Валентин Берестов, учившийся вместе с Эйдельманом на истфаке МГУ, назвал свое выступление так: «Чем каждый пушкинист похож на А. С. Пушкина? (Об одном замысле Н. Эйдельмана)». Замысел этот, которым Н. Я. некогда поделился с Берестовым, заключался в том, чтобы написать книгу «Пушкинист» – о том, как каждый пушкинист творит Пушкина по своему «образу и подобию»: у В. Непомнящего, например, Пушкин – набожный православный христианин, а у исследователя более легкомысленного и Пушкин, пожалуй, смотрит веселее.

 

Берестов решил попробовать применить этот принцип к самому Н. Я. и, взяв для примера его вполне научную и строгую книгу «Пушкин и декабристы», показал, как во многих свойствах, привычках и предпочтениях Пушкина, описанного Эйдельманом, проступает сам Эйдельман – его верность старинному братству (школьным ли, университетским ли товарищам, вне зависимости от их позднейших убеждений и занятий), его остроумие, его нравственный выбор… Впрочем, докладчик, разумеется, не стал абсолютизировать это сходство и на дотошные вопросы из публики, клонившиеся к полному отождествлению Эйдельмана с Пушкиным, ответил четко: «Различия были, и существенные: например, Эйдельман стихов не писал».

Прелестны были мемуарные зарисовки самого докладчика, с которыми он по ходу дела знакомил аудиторию.
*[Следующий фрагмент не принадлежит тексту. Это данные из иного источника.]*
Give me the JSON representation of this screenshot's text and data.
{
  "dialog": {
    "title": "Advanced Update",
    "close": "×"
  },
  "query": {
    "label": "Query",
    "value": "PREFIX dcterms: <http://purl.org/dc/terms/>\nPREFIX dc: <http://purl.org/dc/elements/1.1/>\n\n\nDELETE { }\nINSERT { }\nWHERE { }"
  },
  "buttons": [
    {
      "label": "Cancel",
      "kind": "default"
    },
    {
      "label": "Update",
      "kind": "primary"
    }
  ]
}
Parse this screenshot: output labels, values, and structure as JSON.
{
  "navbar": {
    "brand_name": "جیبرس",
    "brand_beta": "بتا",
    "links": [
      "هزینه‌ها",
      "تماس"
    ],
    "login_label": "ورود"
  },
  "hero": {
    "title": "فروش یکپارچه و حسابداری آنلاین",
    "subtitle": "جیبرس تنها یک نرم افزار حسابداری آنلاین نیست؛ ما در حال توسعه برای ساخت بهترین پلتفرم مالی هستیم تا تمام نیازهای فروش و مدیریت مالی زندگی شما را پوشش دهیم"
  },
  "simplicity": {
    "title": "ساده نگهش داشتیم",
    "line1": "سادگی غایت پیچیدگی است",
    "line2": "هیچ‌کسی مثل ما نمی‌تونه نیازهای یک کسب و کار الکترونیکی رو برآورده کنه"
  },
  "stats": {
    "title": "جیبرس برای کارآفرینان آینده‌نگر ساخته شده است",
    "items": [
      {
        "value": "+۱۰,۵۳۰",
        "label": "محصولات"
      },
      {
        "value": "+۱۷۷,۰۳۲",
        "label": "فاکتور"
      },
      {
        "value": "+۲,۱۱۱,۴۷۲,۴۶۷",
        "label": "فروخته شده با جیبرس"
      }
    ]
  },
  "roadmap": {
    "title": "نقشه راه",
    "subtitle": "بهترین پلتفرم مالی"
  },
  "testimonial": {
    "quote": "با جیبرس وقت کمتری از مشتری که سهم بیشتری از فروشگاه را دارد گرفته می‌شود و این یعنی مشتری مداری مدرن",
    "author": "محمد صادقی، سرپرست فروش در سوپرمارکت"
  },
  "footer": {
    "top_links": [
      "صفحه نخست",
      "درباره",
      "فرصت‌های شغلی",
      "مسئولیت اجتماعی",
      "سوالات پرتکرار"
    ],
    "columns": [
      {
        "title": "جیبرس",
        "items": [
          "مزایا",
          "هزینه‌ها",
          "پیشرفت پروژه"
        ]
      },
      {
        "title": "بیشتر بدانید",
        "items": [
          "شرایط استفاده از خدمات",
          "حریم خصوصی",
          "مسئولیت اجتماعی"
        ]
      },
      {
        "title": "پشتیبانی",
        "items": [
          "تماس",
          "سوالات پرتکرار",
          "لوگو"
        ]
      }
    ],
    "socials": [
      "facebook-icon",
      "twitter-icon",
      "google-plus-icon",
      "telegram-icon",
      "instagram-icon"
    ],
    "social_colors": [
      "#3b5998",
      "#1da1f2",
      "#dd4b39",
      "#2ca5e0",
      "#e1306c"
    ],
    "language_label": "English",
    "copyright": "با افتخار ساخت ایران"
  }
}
Например, вспомнив о любимом Эйдельманом способе «летоисчисления» (сколько рукопожатий отделяет меня от Пушкина), Берестов сказал, что его самого, как выяснилось, отделяет совсем немного: он был хорошо знаком с Маршаком, а юного Маршака Стасов водил к сыну Пушкина, который, любуясь окружающим городским пейзажем, сказал задумчиво – впрочем, походя лишив собственного родителя одного из лучших стихотворений: «Да, прекрасно писал Лермонтов: „Брожу ли я вдоль улиц шумных…“». А вот другая зарисовка, на тему об отказе от прямого диссидентства в пользу легального просветительства (проблема, живо волновавшая и Эйдельмана): Берестов советуется с Л. К. Чуковской, что ему делать – прямо бороться с режимом? но ведь тогда он не сможет читать детям стихи в домах отдыха, а это ведь так полезно… и Л. К. отвечает ему: «Конечно, читайте стихи!»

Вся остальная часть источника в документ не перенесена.